Lanely has been a faculty member at Brown University in Providence since 2002. The presentation marked his first trip to URI.

Laney's research focuses on how cells can "change [their own] fate." He examines the "underlying molecular mechanisms" needed to make those changes. In simplified terms, Laney said he looks at how cells "get from point A to point B."

Laney studies gene expression in the yeast cells that are commonly used to make beer and bread. He explained that such cells have the ability to change their own phenotype, or the way their genes are physically expressed. Laney said these changes occur to enable the organism to "get to a more advantageous form."

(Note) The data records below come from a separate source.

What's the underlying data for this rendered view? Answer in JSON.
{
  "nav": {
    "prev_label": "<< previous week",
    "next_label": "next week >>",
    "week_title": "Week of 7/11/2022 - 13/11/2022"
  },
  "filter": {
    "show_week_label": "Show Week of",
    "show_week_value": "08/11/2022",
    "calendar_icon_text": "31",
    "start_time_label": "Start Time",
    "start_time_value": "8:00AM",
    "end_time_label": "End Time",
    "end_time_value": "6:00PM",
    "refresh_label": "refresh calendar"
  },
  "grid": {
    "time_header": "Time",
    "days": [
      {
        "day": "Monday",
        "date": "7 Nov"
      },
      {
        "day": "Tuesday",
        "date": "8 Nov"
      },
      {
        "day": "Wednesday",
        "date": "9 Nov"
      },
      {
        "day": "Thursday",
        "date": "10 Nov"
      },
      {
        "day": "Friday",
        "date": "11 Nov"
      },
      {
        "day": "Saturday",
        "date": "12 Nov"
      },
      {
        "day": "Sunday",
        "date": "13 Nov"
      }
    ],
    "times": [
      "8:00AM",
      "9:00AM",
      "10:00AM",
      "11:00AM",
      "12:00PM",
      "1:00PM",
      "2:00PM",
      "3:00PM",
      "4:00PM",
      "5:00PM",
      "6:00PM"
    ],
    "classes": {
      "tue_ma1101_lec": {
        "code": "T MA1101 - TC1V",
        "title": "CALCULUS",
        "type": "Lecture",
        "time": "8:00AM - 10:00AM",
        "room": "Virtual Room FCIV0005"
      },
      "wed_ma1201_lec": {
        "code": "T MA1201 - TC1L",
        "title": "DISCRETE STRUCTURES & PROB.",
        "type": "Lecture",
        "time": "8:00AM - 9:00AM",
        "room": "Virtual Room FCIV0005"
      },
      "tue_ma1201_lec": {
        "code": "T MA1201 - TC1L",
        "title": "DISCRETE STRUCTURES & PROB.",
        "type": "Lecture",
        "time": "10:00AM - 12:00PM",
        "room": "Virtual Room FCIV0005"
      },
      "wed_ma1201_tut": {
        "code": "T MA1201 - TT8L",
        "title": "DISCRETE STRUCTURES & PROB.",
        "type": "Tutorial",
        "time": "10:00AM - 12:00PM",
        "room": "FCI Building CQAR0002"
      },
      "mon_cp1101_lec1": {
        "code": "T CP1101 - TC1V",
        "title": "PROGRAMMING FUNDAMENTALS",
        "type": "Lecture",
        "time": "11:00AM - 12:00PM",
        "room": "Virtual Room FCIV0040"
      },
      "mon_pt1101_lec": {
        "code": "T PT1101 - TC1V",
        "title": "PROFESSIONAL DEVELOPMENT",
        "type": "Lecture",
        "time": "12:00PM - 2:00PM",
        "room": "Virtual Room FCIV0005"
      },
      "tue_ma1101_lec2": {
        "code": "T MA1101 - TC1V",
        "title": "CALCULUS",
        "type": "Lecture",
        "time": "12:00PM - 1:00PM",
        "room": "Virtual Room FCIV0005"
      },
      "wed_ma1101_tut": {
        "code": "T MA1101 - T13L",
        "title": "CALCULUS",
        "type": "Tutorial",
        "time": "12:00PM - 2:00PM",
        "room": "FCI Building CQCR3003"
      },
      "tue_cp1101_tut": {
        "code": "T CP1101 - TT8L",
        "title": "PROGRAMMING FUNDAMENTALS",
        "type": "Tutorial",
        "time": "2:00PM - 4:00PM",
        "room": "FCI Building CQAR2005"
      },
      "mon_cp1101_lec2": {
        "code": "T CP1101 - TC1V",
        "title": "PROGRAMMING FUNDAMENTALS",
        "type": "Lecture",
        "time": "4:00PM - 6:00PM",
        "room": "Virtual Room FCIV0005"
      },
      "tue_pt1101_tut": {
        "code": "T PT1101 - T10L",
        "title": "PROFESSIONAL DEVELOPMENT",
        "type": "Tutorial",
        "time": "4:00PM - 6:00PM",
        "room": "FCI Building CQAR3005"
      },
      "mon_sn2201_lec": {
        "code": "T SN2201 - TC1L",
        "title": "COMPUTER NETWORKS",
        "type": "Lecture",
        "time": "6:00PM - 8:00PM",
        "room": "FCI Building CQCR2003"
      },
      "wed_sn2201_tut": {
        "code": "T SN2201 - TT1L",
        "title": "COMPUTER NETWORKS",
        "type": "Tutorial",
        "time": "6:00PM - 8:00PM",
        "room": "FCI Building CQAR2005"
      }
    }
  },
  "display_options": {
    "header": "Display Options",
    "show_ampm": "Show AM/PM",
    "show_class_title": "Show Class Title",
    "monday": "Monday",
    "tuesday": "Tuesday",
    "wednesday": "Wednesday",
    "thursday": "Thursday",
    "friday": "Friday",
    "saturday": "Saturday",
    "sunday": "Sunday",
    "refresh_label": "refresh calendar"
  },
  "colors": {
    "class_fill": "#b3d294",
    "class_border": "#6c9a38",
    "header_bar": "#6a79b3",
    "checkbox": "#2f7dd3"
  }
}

According to Laney, "Upon switching from one cell type to another" transcription factors - proteins bound to the DNA - must be somehow disposed or inactivated for the new cell type to divide and survive.

If these proteins that are incompatible with the cell's changed form remain, Laney said they will "wreak havoc on the lineage and biology of the organism."

The inactivation is able to occur, Laney said, "Because all of these transcription factors are extremely short-lived." Usually the protein remains for no longer than four to five minutes in the case of Alpha-2, one of the proteins Laney zeroed in on in his discussion.

Laney said, "This is the basic problem that we're interested in: How does the cell know how to make these transitions and what . allows cells to do such a thing?"

Cells in many biological settings, Laney explained, can change their structure even when they appear to be terminally differentiated. For example, Laney said membranous cells could transform to become neurons. These cells are essentially reversing their fate.

Laney also looks at how frequently those cells with the ability to switch phenotypes actually do so. He pointed out that enzymes play a major role in this, because they have the ability to "basically yank apart" proteins and render them inactive.

Depending on whether they have enzymes to degrade the protein Alpha-2, the cells can switch phenotypes anywhere from 3 percent to 75 percent of the time.

Laney called these findings "dramatic," and said that "interesting biological consequences" can follow from them.

Further complicating things is the presence of "molecular chaperones" which, according to Laney, "appear to influence the dynamics of binding behavior."

Laney also took time to acknowledge the National Institute of General Medical Sciences and the March of Dimes for funding his research. He expressed gratitude for Alex Wilcox, a postdoctoral research associate, and Alec DeSimone, a former graduate student, both of Brown's Cell and Molecular Biology Department, for their assistance.

Kezhen Huang, one of the lecture's attendees and a graduate student at URI, said that he liked Laney's presentation, particularly because Laney "provided great background information" that made the presentation easier to understand.

Huang is studying for a PhD. in cell and molecular biology. He said Laney's seminar "was a very good presentation. I enjoyed it."

The upcoming lecture in the seminar series, "Fish Playing Poker with Immunity; I'm All In" will be given on Oct. 16 by Erin Bromage of University of Massachusetts Dartmouth, again set to be held in Room 10 of the CBLS at 3 p.m.